14 DAY TRIAL // Security researchers have discovered a new IoT worm that appears to share behavior with the more popular Mirai IoT malware, but which is far more sophisticated than the latter.
Because Mirai is the Japanese word for "future," they named this new variation Hajime, the Japanese word for "beginning."
Responsible for Hajime's discovery are Sam Edwards and Ioannis Profetis, security researchers for Rapidity Networks.
Researchers discovered Hajime while searching for Mirai
In a technical report on Hajime's activity released over the weekend, the two explain that they were drawn to investigate Mirai after they read that its author had released its source code online, for free. The two wanted to study both Mirai and how other hackers that now had access to its source code would end up using it.
To gather intel on the Mirai botnets expected to pop up after the source code's release, they set up honeypot servers all over the world.
On October 5, just three days after Mirai leaked online, the two discovered what appeared to be a Mirai infection, which at a closer look proved to be something new entirely.
This is how the two discovered Hajime, an IoT worm that spreads the same way as Mirai, but appears to be something new entirely, despite some shared behavior.
Hajime spreads on its own via brute-force attacks
Researchers say that Hajime uses a three-stage infection mechanism, and self-propagates. Stage 0 occurs on an already infected system, from where Hajime starts to scan random IPv4 addresses.
The worm launches a brute-force attack on port 23, trying to log in on the other end with a series of username and password combinations hardcoded in its source code. If the IP doesn't have port 23 open, or the brute-force attack fails, Hajime moves on to a new IP.
In the case of a successful connection, Hajime will execute the following four commands:
enable
system
shell
sh
/bin/busybox ECCHI
These will allow the worm to tell if it infected a Linux-based system. According to Rapidity researchers, Hajime can target the following platforms: ARMv5, ARMv7, Intel x86-64, MIPS, and little-endian.

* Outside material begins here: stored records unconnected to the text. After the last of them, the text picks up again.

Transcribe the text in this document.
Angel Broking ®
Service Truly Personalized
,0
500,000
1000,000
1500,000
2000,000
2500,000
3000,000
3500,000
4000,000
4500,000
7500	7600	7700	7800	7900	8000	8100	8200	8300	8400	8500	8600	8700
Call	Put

Hajime uses a three-stage infection system
At this point, the worm enters Stage 1, and it starts the download of a foreign binary, a 484-byte ELF program. ELFs are Linux binary files, similar to EXEs on Windows.
The Hajime worm launches this binary, which has only one purpose, to open a connection to the attacker's server and write the bytes it receives to a new binary, launching it into execution when the data transfer finishes.
Researchers say this Stage 2 binary uses the DHT protocol to connect to a P2P botnet, from where it downloads further payloads (binaries, modules) via the uTP protocol. Both DHT and uTP are backbone protocols for BitTorrent clients.
Hajime is similar to many IoT malware families, but different
Hajime's mode of operation outdoes Mirai's and seems to have borrowed many tricks from other IoT malware as well.
Hajime uses DHT to connect to a P2P botnet, just like Rex; uses a list of built-in username & password combinations to brute-force random IPs and spread on its own, just like Mirai; and uses a multi-stage infection mechanism, just like NyaDrop.
The difference is that Hajime is written in C, not Go (Rex), uses a P2P network, not a direct C&C server connection (Mirai), and works with a larger number of platforms, not just MIPS (NyaDrop). So at this stage, Hajime seems to have included the best parts of other IoT malware, and it is far more sophisticated than anything else seen targeting IoT devices today.
Hajime targets IP cameras, DVRs and CCTV systems
Based on the hardcoded credentials included in the worm's source code, Hajime targets routers, DVRs, and CCTV systems, just like Mirai and NyaDrop.
More specifically, Hajime targets equipment manufactured by Dahua Technologies (a known offender), the ZTE Corporation, and various other companies to which XiongMai Technologies had sold white-label DVR systems.
To avoid having equipment taken over by the Hajime worm, Rapidy Networks suggests three techniques to detect and mitigate infections: (1) block any UDP packet containing Hajime's key exchange message, (2) block TCP port 4636 used in Stage 1, and (3) block any traffic from Telnet sessions that execute the "/bin/busybox ECCHI" shell command.
As for who's behind Hajime, the Rapidity researchers have a theory: "Analysis of the file timestamps shows that the author is most active between the hours of 15:00-23:00 UTC, with no activity from 00:00-05:00 UTC. This roughly fits the sleeping pattern of an individual in Europe."
Furthermore, the team found evidence that work on Hajime started back in 2013, but that the worm was released in the wild only this past September.
"While both Hajime and Mirai use an extremely similar attack pattern when spreading to new hosts, the actual scanning and propagation logic appears to have been taken from qBot," Edwards and Profetis added. "If the above launch date estimate is correct [Mon, 26 Sep 2016 08:41:54 GMT], Hajime began operation a few days before the release of Mirai's source code, and is unlikely to contain any actual Mirai code."